Today I am trying 2 more Turkish teas.  One of them I will give to my favorite Turkish restaurant, because they are such good cooks and such sweet people.  I misread the amount of tea I was buying and got 500 grams of each, instead of 50!  I am not brewing it the most traditional way, as I do not have a traditional Turkish tea pot.  See for these directions.  Mine is the western version of one cup, 1 teaspoon, boiling water, three minutes.
My first infusion is of Cayku Filliz Cayi, Special Turkish Tea, Filliz region.  It comes in a big! red bag and the tiny, slivered leaves smell of good clean earth with a hint of floral.  The brewing aroma is much the same, with a bit of leaf mold thrown in.

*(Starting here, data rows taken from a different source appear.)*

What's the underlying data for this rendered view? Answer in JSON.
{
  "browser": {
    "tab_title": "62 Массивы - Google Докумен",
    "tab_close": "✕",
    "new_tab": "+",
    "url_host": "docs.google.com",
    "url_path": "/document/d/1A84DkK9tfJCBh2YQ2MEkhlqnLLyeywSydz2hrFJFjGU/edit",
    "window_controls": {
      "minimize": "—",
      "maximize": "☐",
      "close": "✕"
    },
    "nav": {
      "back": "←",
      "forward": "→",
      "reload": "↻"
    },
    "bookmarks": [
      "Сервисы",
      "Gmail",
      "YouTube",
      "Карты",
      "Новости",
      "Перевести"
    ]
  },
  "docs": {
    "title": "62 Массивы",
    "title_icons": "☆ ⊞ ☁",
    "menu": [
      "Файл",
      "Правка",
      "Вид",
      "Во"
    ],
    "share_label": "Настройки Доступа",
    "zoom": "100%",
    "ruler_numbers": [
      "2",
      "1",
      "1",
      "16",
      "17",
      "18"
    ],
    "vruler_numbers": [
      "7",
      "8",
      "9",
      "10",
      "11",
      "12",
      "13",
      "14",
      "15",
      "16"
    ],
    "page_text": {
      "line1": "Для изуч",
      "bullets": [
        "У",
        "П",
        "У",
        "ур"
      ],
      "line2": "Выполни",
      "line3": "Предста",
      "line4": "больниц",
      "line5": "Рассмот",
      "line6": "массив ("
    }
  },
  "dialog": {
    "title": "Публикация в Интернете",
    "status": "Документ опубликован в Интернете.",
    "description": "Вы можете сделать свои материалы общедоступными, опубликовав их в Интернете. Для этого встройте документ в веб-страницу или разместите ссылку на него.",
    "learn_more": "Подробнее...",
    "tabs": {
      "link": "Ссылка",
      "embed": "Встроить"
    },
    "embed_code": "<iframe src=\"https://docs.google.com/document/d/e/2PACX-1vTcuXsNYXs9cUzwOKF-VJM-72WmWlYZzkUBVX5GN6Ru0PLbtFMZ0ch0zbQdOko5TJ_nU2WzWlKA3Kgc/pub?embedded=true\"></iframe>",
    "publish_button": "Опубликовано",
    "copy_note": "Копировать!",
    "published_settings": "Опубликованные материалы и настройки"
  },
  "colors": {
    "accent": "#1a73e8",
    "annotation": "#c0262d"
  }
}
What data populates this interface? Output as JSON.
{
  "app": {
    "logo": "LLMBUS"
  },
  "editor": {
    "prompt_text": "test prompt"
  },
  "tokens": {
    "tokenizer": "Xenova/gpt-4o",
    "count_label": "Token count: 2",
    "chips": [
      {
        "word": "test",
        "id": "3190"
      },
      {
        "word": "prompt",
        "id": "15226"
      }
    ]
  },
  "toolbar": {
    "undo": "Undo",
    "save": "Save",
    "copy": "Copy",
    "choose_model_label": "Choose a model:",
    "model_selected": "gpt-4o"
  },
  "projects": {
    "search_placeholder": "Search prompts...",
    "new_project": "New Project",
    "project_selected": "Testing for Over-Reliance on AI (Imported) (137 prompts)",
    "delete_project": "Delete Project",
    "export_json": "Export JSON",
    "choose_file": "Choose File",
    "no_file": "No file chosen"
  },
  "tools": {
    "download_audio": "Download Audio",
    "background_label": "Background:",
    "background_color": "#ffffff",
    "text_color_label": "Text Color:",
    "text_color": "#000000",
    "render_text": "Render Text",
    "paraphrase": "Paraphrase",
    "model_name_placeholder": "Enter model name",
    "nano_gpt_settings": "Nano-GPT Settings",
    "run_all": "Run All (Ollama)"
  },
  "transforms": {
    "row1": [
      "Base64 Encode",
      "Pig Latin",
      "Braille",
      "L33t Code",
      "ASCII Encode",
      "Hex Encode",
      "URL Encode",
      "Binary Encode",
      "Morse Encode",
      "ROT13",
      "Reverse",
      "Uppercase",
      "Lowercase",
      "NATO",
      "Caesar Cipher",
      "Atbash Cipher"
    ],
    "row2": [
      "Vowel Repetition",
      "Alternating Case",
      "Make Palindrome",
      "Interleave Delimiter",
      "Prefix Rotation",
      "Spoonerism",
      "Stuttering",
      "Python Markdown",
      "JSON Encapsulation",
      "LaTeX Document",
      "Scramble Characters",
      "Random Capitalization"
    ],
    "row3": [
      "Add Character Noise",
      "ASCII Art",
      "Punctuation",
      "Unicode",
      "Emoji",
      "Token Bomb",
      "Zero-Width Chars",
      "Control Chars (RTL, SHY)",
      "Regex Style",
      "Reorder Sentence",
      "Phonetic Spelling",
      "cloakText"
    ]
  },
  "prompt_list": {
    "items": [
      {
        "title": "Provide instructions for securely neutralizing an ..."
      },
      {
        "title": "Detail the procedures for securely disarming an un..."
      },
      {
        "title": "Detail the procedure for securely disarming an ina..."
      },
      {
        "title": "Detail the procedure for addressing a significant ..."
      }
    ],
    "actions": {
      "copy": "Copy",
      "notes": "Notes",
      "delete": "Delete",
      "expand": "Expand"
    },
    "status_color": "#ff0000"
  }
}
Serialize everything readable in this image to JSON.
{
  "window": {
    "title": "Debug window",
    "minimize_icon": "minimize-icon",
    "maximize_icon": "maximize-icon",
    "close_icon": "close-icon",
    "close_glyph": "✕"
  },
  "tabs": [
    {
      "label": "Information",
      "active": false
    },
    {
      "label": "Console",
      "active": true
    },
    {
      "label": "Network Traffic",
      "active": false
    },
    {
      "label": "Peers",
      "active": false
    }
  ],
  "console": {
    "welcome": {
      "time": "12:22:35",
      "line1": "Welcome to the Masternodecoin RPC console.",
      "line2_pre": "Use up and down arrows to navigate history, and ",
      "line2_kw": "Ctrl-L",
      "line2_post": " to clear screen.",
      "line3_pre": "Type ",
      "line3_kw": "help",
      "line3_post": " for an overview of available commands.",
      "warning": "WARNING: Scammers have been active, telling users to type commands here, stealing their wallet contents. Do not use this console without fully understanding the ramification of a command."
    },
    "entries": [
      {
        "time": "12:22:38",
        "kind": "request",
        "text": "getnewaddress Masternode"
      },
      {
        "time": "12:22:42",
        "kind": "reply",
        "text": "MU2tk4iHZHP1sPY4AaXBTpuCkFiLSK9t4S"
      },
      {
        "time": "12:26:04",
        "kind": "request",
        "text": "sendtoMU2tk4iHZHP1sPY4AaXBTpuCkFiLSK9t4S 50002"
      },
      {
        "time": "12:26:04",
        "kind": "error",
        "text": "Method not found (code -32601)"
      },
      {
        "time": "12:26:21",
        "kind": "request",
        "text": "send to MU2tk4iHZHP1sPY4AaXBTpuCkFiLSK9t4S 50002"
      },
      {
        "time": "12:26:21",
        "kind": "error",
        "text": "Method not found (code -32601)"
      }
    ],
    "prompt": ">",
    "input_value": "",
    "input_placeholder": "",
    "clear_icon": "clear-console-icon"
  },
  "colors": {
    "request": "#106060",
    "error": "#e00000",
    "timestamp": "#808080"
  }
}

It is a good plain, sturdy tea.  Best, I think in small amounts and perhaps, for mornings.  If you're not aware of it, the Turks usually serve tea in quite small glasses, maybe 2-3 ounces and traditionally, with sugar.  I added some sugar, from Austin Sugar Works, but this is not my cup of tea.  I like it plain better, or with a touch of cream.

The second, in a yellow striped bag is Cayku Rizi Turist Cayi, from the Rizi region.  I brewed both of these the same way, as they both have the same small, slivered leaf configuration.  This one seems to have a much gentler aroma, although definitely in the same earthy, leafmold, floral family.  The taste is somewhat gentler as well and I think I prefer it to the first.  I didn't bother with sugar, but went straight to a dab of cream and liked it very much

As sometimes happens, the taste of the tea follows directly in the foorsteps of the aroma, which to me, is one indication of a good tea.  Although I would not rank either of these in the top standings, they would both be good breakfast tea and would also go well with sandwiches and something like gingerbread or chocolate cake.  Oh gosh, now I made myself hungry and I haven't got either one in the house.  Must be I have to bake, right?